The Berlin architectural firm Kuehn-Malwezzi was awarded the design of the building in an international architectural design competition. The research for the design included not only a study of synagogues, churches, and mosques, but also of edifices which changed their purpose, such as the Hagia Sophia in Istanbul and the Cordoba cathedral. “Designing a structure like this is a unique task, since there is no model for it. It is a big challenge to make something architecturally which is more than a container, and we want to make a space that is full of content,” says Wilfried Kuehn, one of the structure’s designers.11
The Jerusalem Post, May 20, 2016
Peta Jones Pellach of the Elijah Interfaith Institute and Russell McDougall, rector of the Tantur Ecumenical Institute, have co-founded Praying Together in Jerusalem, an interfaith prayer initiative which holds monthly meetings at Jaffa Gate or at the Tantur Institute. The meetings include “learning from each other in groups, praying together and eating together.” An average of some 60 people have attended past meetings, and one of the organization’s goals is to have attendees from all sectors of society. “Our hope is that the three members of the Abrahamic family can pray alongside one another,” stated McDougall.
Chayim Acherim, May 16, 2016
This article is a biography of Yigael Yadin (1917-1984), a military figure, politician, and archaeologist. It begins with describing Yadin’s childhood in the diplomatic and erudite atmosphere of Jerusalem’s Rechavia neighborhood, his joining the Haganah organization at age 15, and how he became the de facto chief of staff during the War of Independence due to Yaakov Dori’s illness.
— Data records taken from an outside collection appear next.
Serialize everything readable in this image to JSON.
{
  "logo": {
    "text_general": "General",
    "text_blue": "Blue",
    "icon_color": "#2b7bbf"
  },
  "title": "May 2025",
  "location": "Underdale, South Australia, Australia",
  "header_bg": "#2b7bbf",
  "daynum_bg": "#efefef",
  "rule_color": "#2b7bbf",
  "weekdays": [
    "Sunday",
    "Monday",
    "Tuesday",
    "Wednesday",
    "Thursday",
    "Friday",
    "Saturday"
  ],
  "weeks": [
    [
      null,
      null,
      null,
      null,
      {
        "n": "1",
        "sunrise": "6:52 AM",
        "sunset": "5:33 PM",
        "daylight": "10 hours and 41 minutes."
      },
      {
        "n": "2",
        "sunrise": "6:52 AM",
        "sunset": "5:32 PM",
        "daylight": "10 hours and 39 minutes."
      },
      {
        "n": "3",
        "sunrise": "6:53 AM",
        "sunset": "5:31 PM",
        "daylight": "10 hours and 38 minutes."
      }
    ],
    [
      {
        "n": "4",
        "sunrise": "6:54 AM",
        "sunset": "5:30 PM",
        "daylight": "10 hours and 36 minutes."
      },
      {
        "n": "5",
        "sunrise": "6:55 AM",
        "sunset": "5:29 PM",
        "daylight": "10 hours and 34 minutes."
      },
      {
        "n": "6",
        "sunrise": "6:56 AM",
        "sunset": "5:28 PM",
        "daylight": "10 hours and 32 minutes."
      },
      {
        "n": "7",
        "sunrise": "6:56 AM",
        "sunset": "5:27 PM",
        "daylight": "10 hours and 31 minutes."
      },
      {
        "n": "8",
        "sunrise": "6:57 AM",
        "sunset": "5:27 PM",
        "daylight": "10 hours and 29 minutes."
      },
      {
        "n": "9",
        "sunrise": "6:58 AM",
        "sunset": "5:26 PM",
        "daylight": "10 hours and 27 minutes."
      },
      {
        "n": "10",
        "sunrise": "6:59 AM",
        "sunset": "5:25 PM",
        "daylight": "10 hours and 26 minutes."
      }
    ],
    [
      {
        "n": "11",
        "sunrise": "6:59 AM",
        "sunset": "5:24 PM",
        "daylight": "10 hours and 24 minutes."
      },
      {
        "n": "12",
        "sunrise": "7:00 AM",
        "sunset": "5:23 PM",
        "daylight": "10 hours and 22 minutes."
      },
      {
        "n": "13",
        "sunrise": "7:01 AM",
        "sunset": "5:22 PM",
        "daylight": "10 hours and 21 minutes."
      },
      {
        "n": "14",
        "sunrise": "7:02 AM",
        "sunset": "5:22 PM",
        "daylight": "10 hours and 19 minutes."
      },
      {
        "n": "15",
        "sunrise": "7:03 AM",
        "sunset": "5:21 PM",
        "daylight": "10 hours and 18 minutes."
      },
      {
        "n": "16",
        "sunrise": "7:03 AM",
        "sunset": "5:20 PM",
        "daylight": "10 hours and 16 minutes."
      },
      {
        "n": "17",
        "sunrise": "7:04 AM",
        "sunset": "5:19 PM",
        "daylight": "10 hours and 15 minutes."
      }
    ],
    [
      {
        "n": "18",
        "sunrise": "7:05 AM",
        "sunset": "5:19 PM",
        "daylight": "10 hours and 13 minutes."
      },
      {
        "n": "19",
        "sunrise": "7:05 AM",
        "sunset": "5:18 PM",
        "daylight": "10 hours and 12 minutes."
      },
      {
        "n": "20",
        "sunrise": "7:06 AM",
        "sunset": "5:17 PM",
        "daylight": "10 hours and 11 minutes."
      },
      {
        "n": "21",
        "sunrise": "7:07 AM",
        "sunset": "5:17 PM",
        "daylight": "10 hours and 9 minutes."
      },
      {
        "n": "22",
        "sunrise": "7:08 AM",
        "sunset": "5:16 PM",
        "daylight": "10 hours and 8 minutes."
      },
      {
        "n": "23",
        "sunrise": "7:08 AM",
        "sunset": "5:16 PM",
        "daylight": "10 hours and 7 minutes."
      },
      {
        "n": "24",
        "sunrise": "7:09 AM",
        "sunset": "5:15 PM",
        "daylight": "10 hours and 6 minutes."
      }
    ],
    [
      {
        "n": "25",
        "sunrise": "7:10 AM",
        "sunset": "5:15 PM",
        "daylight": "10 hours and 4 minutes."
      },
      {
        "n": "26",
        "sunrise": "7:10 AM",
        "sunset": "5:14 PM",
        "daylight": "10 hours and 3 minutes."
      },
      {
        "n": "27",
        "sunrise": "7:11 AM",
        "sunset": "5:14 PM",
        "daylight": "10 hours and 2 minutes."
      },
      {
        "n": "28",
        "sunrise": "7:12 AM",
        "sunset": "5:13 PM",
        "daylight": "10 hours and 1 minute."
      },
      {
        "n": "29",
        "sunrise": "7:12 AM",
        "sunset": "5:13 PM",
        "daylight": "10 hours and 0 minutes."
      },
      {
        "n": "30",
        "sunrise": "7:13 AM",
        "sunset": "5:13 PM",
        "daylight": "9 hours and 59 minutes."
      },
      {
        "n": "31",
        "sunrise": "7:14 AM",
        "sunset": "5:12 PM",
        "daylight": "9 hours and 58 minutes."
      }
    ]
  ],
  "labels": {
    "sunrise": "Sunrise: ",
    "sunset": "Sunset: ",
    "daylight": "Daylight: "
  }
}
Yadin later served a term as chief of staff in his own right, becoming the youngest chief of staff until that time, having been chosen at age 32.
Yadin dedicated his life to history and archaeology after his retirement from military life, and is noted for having belonged to the school that holds the biblical accounts to be reliable; he used his knowledge of military tactics to support the account of the conquest of the country in the book of Joshua. Although he followed his father, Prof. Elazar Lifa Sukenik, in researching the Dead Sea Scrolls—even receiving the Israel Prize for his research—and excavated other important sites such as Megiddo and Hazor, he is best known for his excavation of Masada in the 1960s, one of the most important discoveries in which were potsherds bearing names of people, which Yadin held to be the lots cast after the rebels had decided to commit suicide.
Israel Hayom, May 17, 2016
Landmines in the baptismal site known as Qasr al-Yahud near Jericho are to be removed in a project financed jointly by the Ministry of Defense and all Christian denominations present at the site. The project will begin at the end of 2016, and is planned to open some 1,000 dunams of the site closed since 1967.
Qasr al-Yahud is traditionally held to be the site where the Israelites crossed the Jordan into Canaan and also where Jesus was baptized by John.
Haaretz, May 20, 2016
The ruins of a 3,600-year-old town have been found at Tel el-Ajjul in Gaza. Elaborate gold jewelry, distinctive pottery imported from Cyprus, and some 1,300 scarabs from different centuries have led archaeologists to conclude that more than 500 years of trading took place at this town, which may in fact have been the main trading center of the region.
The tel was first excavated by Sir William M. Flanders Petrie from 1930 to 1934. The latest excavation was led by Prof. Peter Fischer of Gothenburg University.